We consider how to construct state abstractions compatible with a given set of abstract actions, to obtain a well-formed abstract Markov decision process (MDP). Imagine an agent interacting in the environments below using a set of abstract actions (also known as options).

Figure 1: (Left) A visual maze consisting of five rooms connected by hallways, and the agent is equipped with options to navigate between rooms and hallways. Each room has a different wall texture, allowing the agent to figure out the location. (Right) A two-dimensional gridwalk domain in which the state—the location—is observed as MNIST digits.

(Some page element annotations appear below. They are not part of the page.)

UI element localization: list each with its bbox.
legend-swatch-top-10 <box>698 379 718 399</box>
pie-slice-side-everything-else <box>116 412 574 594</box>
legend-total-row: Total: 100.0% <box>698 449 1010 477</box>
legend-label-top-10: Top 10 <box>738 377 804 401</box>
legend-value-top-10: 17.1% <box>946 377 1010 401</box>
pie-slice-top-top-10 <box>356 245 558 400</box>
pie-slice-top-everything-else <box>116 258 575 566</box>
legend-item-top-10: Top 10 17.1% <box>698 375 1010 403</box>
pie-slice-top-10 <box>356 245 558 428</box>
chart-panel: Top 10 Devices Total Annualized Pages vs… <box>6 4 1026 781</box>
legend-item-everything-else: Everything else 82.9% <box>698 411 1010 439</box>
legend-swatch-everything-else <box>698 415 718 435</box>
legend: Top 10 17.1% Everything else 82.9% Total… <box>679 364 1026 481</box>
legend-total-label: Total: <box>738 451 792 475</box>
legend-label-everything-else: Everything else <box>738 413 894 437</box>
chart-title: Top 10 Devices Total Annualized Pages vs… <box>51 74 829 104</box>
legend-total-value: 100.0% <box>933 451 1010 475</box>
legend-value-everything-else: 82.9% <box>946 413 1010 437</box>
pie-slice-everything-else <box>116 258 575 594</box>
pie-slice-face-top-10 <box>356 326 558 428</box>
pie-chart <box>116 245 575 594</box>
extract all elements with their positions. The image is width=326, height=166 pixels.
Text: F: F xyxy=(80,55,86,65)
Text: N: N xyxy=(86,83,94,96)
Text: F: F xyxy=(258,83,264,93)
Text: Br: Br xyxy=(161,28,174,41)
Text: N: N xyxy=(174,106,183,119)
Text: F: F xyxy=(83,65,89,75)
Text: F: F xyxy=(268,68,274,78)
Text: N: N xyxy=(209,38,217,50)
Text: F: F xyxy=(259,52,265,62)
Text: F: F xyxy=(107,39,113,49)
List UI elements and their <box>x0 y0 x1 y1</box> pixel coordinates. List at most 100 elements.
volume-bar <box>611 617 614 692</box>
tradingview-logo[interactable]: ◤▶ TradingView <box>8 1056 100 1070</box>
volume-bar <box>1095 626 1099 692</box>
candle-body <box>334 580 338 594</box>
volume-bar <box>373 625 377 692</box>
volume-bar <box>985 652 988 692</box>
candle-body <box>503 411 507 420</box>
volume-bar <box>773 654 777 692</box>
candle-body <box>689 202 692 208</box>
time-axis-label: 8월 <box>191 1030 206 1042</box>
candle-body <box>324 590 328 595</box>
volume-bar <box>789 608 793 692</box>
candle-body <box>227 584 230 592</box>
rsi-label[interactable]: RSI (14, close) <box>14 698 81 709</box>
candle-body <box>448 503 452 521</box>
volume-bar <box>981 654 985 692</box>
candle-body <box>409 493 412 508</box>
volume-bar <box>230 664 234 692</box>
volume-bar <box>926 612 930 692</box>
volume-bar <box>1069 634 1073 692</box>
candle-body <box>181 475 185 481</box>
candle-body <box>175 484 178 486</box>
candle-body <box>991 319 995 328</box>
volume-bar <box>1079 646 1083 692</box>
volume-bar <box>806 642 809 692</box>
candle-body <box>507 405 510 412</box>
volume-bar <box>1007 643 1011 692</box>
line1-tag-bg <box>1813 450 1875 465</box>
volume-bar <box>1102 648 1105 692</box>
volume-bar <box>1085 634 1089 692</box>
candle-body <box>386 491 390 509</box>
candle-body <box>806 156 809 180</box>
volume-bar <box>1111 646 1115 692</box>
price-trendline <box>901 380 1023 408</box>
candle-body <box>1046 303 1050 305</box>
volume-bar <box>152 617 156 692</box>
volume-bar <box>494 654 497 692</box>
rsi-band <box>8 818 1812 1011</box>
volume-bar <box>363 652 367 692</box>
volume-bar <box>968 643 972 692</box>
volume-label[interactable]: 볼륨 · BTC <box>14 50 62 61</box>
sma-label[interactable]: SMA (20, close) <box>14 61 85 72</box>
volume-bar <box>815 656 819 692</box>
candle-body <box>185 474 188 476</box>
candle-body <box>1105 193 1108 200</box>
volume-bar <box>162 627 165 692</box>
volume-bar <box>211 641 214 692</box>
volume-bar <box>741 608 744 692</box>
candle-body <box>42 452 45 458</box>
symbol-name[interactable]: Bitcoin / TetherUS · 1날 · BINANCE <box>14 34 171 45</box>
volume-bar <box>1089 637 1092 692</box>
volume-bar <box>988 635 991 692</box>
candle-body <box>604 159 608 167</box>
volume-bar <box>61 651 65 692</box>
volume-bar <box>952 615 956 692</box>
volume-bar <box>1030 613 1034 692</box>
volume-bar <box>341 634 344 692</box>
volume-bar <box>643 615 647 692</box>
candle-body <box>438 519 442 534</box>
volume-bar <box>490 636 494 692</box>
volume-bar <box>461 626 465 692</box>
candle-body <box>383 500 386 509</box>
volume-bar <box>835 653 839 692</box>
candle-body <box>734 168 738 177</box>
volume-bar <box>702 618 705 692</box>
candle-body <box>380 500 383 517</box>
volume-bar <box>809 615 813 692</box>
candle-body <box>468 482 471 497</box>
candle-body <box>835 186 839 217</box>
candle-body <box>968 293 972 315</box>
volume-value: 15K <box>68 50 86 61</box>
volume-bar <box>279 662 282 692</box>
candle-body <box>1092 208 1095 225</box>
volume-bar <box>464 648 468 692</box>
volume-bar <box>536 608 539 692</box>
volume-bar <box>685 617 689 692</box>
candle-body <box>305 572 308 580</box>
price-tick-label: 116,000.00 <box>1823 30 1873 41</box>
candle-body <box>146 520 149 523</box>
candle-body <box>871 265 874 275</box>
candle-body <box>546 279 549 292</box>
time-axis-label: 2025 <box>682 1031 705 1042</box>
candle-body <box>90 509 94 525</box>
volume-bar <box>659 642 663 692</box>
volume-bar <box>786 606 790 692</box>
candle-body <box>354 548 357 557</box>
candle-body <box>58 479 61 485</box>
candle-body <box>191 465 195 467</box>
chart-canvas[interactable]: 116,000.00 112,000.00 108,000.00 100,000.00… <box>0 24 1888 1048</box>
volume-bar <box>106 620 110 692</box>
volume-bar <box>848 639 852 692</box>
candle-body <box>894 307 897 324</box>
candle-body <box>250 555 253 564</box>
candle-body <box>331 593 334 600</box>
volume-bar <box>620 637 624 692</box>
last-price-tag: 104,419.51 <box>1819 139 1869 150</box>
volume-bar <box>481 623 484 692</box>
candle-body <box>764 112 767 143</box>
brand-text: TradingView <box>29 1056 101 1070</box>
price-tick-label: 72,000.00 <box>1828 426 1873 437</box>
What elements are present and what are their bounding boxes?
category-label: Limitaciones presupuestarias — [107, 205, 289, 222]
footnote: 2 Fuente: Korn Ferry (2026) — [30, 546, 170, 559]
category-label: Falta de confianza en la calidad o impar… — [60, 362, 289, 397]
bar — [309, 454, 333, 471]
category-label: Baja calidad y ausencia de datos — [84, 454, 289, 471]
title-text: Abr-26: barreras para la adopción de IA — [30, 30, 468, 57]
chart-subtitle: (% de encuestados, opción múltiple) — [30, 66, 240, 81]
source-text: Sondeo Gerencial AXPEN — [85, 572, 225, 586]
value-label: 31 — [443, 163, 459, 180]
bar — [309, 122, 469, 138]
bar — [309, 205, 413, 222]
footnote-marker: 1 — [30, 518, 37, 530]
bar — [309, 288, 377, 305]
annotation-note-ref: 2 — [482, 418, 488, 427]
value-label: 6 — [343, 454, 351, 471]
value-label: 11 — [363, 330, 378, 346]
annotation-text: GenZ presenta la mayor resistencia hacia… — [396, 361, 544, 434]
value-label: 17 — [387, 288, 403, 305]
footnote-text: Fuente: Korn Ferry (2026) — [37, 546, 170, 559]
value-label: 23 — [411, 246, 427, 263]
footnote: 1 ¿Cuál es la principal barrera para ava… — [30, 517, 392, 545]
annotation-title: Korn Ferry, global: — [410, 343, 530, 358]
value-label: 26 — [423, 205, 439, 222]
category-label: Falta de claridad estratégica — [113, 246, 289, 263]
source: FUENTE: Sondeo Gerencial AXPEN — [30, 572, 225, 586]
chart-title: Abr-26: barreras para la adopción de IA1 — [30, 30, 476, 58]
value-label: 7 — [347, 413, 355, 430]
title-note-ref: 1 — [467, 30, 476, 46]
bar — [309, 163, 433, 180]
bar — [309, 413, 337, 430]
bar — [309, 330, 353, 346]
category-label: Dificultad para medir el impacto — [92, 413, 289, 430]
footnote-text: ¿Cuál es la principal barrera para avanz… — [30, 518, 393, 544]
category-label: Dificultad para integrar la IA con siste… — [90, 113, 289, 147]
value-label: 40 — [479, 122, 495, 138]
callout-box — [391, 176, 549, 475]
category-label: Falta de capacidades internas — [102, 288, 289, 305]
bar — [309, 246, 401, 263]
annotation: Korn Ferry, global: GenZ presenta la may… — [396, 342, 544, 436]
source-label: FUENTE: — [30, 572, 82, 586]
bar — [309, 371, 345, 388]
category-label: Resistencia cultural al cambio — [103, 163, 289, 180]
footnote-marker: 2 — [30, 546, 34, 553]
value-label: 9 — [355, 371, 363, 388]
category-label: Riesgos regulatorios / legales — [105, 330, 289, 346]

Even though there are underlying high-level states in these environments—the room or the hallway that the agent is in, or its location on the grid—it’s not obvious how to build these abstractions in a principled way so that the resulting representation can be used for efficient decision-making. To support as wide a range of learning algorithms as possible, we target the Bellman equation—the basis of virtually all value-function-based RL algorithms—which for evaluating policy $\pi$ (over options) at state $s$ gives:

\[V(s) = \sum_{\bar{a}} \pi(\bar{a} \mid s)\mathbb{E}[r + \gamma^\tau V(s')].\]

We show that if we are given a set of abstract actions, the Bellman equation suggests that abstract states should represent distributions over states in the ground MDP:

\[V(\bar{s}) = \sum_{\bar{a}} \bar{\pi}(\bar{a} \mid \bar{s}) \sum_i p_i \left[R(\bar{s}, \bar{a}, \bar{s}'_i) + \gamma^{\bar{\tau}_i} V(\bar{s}'_i) \right].\]

(see the derivation in the paper)

This is the original Bellman equation applied to abstract states and actions, and is the only equation necessary for computing Bellman updates. Now, the question is, how can we refine these state distributions so that the Markov property holds and $\bar{\pi}^*$ operates with minimal value loss? Consider the approximately model-preserving abstractions which states that:

\[\begin{aligned} \int_{s'} \left| T(s' \mid s, \bar{a}) - T(s' \mid \bar{s}, \bar{a}) \right| ds' &\leq \epsilon_T, \\\\ \left| R(s, \bar{a}, \bar{s}') - R(\bar{s}, \bar{a}, \bar{s}') \right| &\leq \epsilon_R \end{aligned}\]

for any option $\bar{a}$, pair $(\bar{s}, \bar{s}')$, ground state $s \sim \bar{s}$, and $\epsilon_R, \epsilon_T \geq 0$ (see details in the paper). This result shows that we can refine any abstract state for which the above property does not hold until it does. Below is an example of how to achieve this on a chain walk domain where observations are MNIST digits (algorithm provided in the paper).

Figure 2: The algorithm first produces three abstract states based on initiation vectors, then iteratively refines them into six states that recover the underlying state.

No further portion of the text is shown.